SIRS, sepsis, severe sepsis, septic shock is a continuum, a crescendo of signs and symptoms associated with an infection uncontrolled by host responses. An avalanche or cascade of seemingly unstoppable events occurs often in a matter of hours which has defied causal intervention but for which symptomatic treatment has improved the outcomes over the years, significantly reducing mortality.
This time-honored classification, introduced in the early 90s by Roger Bone et al , created artificial separation lines in a process which has no distinctive qualitative steps. But lacking better alternatives we stick with what we have: after all, there seemed to be a step-wise increase in mortality based on the number of SIRS criteria in earlier epidemiologic studies.
While this classification scheme was of some use in academic discussions, it certainly has not done well in the clinical arena. Not a single sepsis trial has shown efficacy in confirmatory trials. In particular, mortality rates were not reproducible on repeat testing in patient populations selected with great care despite identical sepsis definitions.
It is time to put the Bone criteria where they belong … the cemetery. The concept just has not held up
Sadly, the list of failed sepsis drugs is a very long one: It all started with HA-1A, then came E5, the anti-TNF mAbs, Xigris, tifacogin, steroids, up to the latest disappointment, E5564 (eritoran) from Eisai.
All were tested in the more advanced sepsis categories using the staging originally defined by Bone et al. All were well-designed large trials; the argument that some were underpowered is not the issue here.
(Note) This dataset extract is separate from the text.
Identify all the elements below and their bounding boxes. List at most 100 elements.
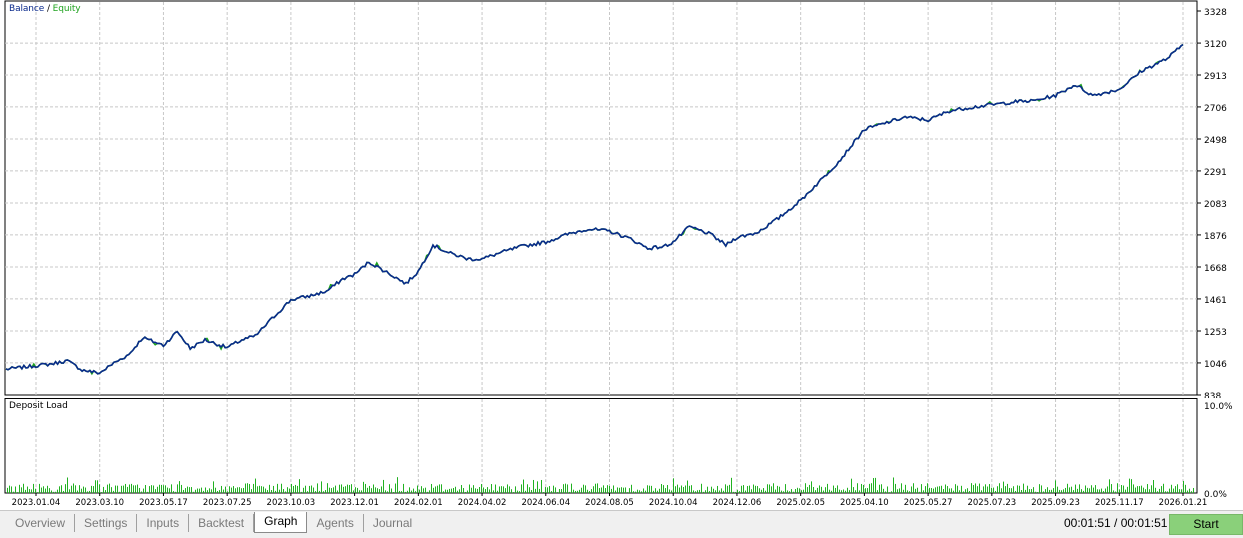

Alas, they all failed for one reason or another. We can blame the drugs for a lack of efficacy but it may well be that the entity called ‘sepsis’ or sepsis syndrome’ was not defining a succinct clinical and pathophysiological entity. It seems more that we were developing precision medicines for an imprecisely defined condition, or a spectrum of conditions. It is reminiscent of the shotgun approach to treating any infection with antibacterials even when viruses are the culprit for most cases.
We need better diagnostic criteria and should abandon the SIRS / sepsis / severe sepsis mantra
A recent publication by Kaukonen provides further arguments that some components of the severe sepsis definitions are not prognostically meaningful . Contrary to earlier data, the presence of 2 or more SIRS criteria did not result in worse outcomes than the presence of only 1-2. Okay, nice to know but fairly irrelevant in the bigger scheme of things. No doubt, the next committee will dutifully adjust the severe sepsis criteria based on this insight. The change is unlikely to affect the conduct of studies for antibiotics or blockers of the inflammatory cascade.
Too much in the sepsis vocabulary has become game of semantics: when do you call a brook a creek, and when does a river become a stream? Does it really matter and advance the field? It feels like moving gravestones around in the cemetery, to paraphrase the old adage.
On a positive note, it is good to see how mortality in severe sepsis has been reduced and almost cut in half in the ICU over the years with symptomatic supportive interventions alone. A big “Thank you” to our intensivist colleagues is in order.
 R Bone. Definitions for sepsis and organ failure and guidelines for the use of innovative therapies in sepsis. The ACCP/SCCM Consensus Conference Committee. American College of Chest Physicians/Society of Critical Care Medicine. Chest. 1992 Jun;101(6):1644
 K Kaukonen. Systemic Inflammatory Response Syndrome Criteria in Defining Severe Sepsis. N Engl J Med 2015;372:1629
 L Napoletano. Sepsis and the Syndrome of Multiple Organ Failure. In: Modern Surgical Care: Physiologic Foundations and Clinical Applications. Ed. T. Miller, CRC Press 2006 – very good review of all aspects of sepsis and review of the older sepsis studies.